Makaleyi uzatmamak adına, okuyucuyu “asabiyet ve hamiyet” lafızlarının lûgat ve ıstılâh mânâları için İslâm ansiklopedisine havale ediyorum. Ama şunu kısaca belirtmek isterim, asrımızda asabiyet ve hamiyet sadece ulusçuluk mânâsında yapılmıyor. Asabiyet ve hamiyet ve holiganlık fanatiklik sadece ulusçulukta ve sporda olmuyor. Asabiyet bir sülâle, kabile, kavim ve ırk için yapıldığı gibi, bazen bir hizip, cemaat, tarikat, camia, zümre vs için de yapılıyor. Hatta cinsiyet asabiyeti bile var denebilir. Yeşil feminizmde gördüğümüz gibi… Kendisinden olmayanı, kendi sınıf, zümre veya fikriyatında olmayan müslümanı insan yerine bile koymayan ve ötekinin hiç bir hayrını doğrusunu görmek istemeyen, veya mazlum olduğunda elini tutmayan, keza zalim kendinden olunca zalime arka çıkan veya ortadaki günâha günâh, zulüme zulüm diyemeyen, susarak arka çıkan herkes bir tür asabiyet üzere demektir. Allahuâlem.

İnsanoğlu. Âlâyıilliyyine çıkanı da var, esfelesâfiliyne ineni de. Âlemde bir kısım insanlardan daha şerefli hiç bir mahlûk olmadığı gibi, yine bir kısım insanlardan da daha şerefsiz mahlûk da yoktur.

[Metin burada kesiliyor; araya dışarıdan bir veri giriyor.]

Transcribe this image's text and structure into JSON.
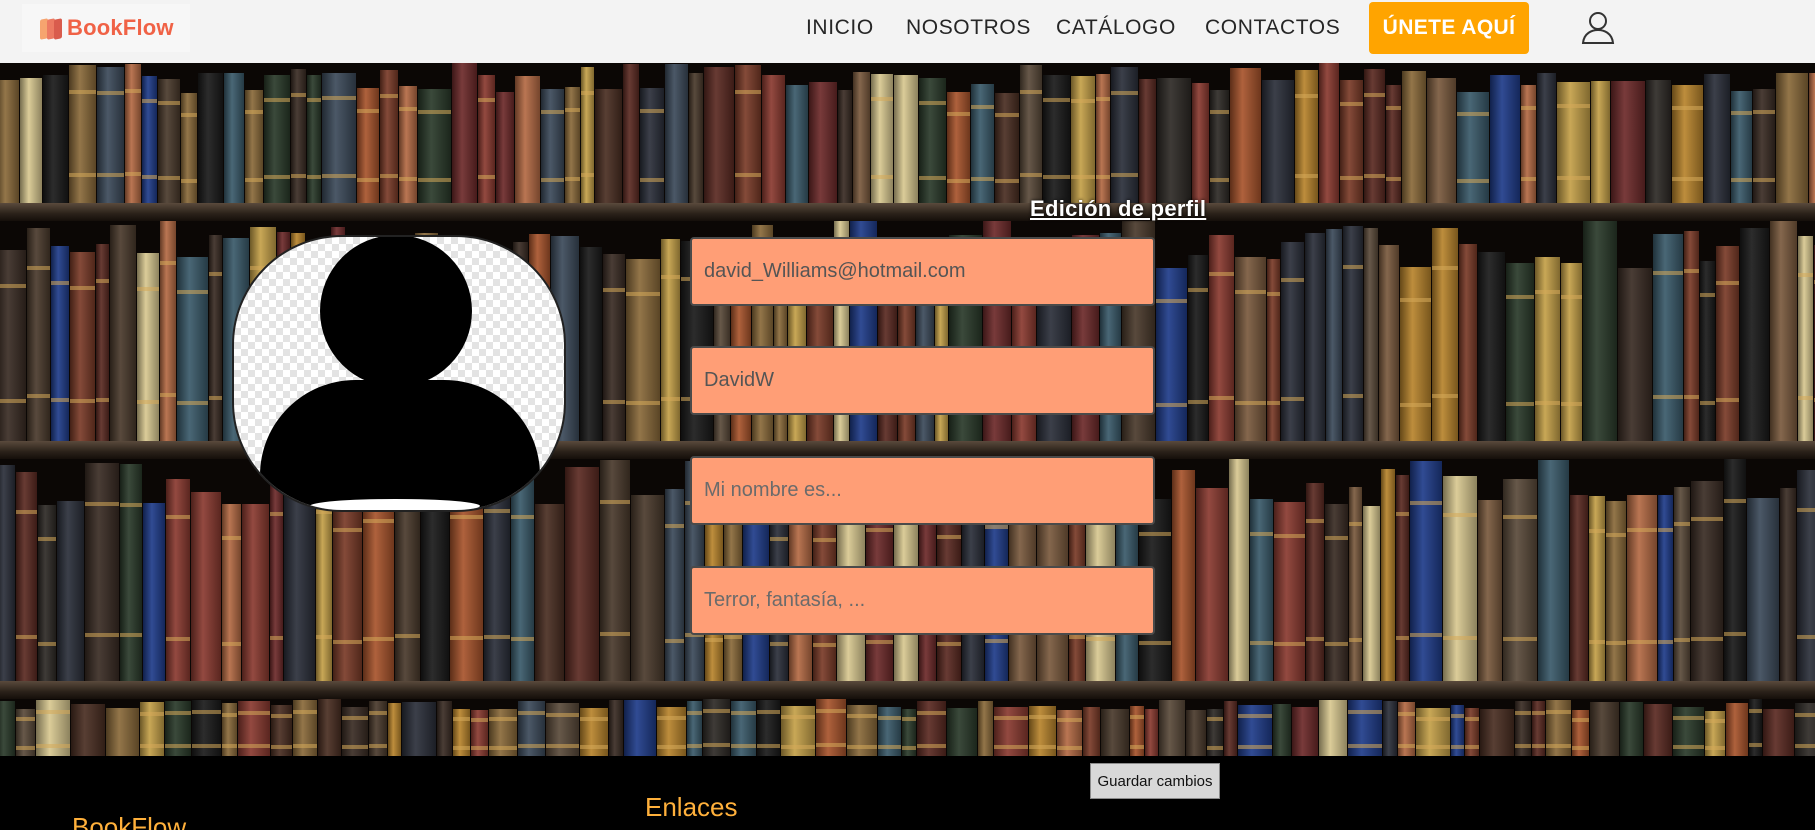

Kendisine biat etmeyen ve sömürülmeye direnen her ulusa “barbar” damgası vuran ve kolezyumlarda, arenalarda insanı insana öldürterek eğlenen Romalılar’dan, nice dul kadınları “cadı” diyerek yakan Haçlı Avrupa’ya, yağmacı cânî Moğollar’dan Komünist katil Stalin’e, Mao’ya, Faşist katil Hitler’e, Doktor Mengele’lere, Siyonist Netenyahu’lara… Tarih nice ruh hastası vahşiye sadiste tanık olmuştur.

Çoluk çocuk, yaşlı kadın masum demeden yapılan tüm “toplu infaz, infial ve linçlerde” genellikle şu ruh hâli görülür:

*Dehumanization (İnsandışılaştırma) ve *Demonization (Şeytanlaştırma).

“İnsan insana bunu yapmaz” der ya hani atalarımız. Evet, öyle cürümler vardır ki bir insanın bir başka insana yapması akıl, vicdan, hatta imkân dışı gibi görülür. Ama maalesef ki oluyor bazen. Tarih tekerrürdür. Bilhassa da bu coğrafyada. Mâziden ibret alıp aklı imânla başa almadıkça tekerrür kaçınılmazdır.

“Öteki” taifenin çocuktan kadına, kocakarısından bahçesindeki zeytin ağaçlarına, ahırındaki koyununa dek hepsini birden sadistçe katledebilmesi, ya da hayvan gibi toplama kamplarına tıkaması, vb zulümler edebilmesi için, insanların önce insanlıktan çıkması gerekiyor. Ve bunu yaparken de hem kendi bozuk vicdanlarını bastırmak rahatlatmak, hem kendi halkını veya yola çıktıkları camia içinde birbirlerini ikna ve motive edebilmek, hem dünyanın gözünü boyamak için önce karşı tarafı İnsanlık dışı görmesi/göstermesi, “Canavarlaştırması” ve “Şeytanlaştırması” gerekir.

Aslında, asılla, neseble, soysopla, sulbla, çükle, vulvayla, meniyle övünen ve avunan faşistlerin manevî atası olan ilk faşist İblis’tir. Aleyhillâ’ne.

İblis aleyhillâ’ne, kalbinde Âdem Aleyhisselâm’a hased besliyordu ve aklında mantığa bürümeye çalıştı, şöyle diyerek: “Benim aslım ateş, onunki toprak.”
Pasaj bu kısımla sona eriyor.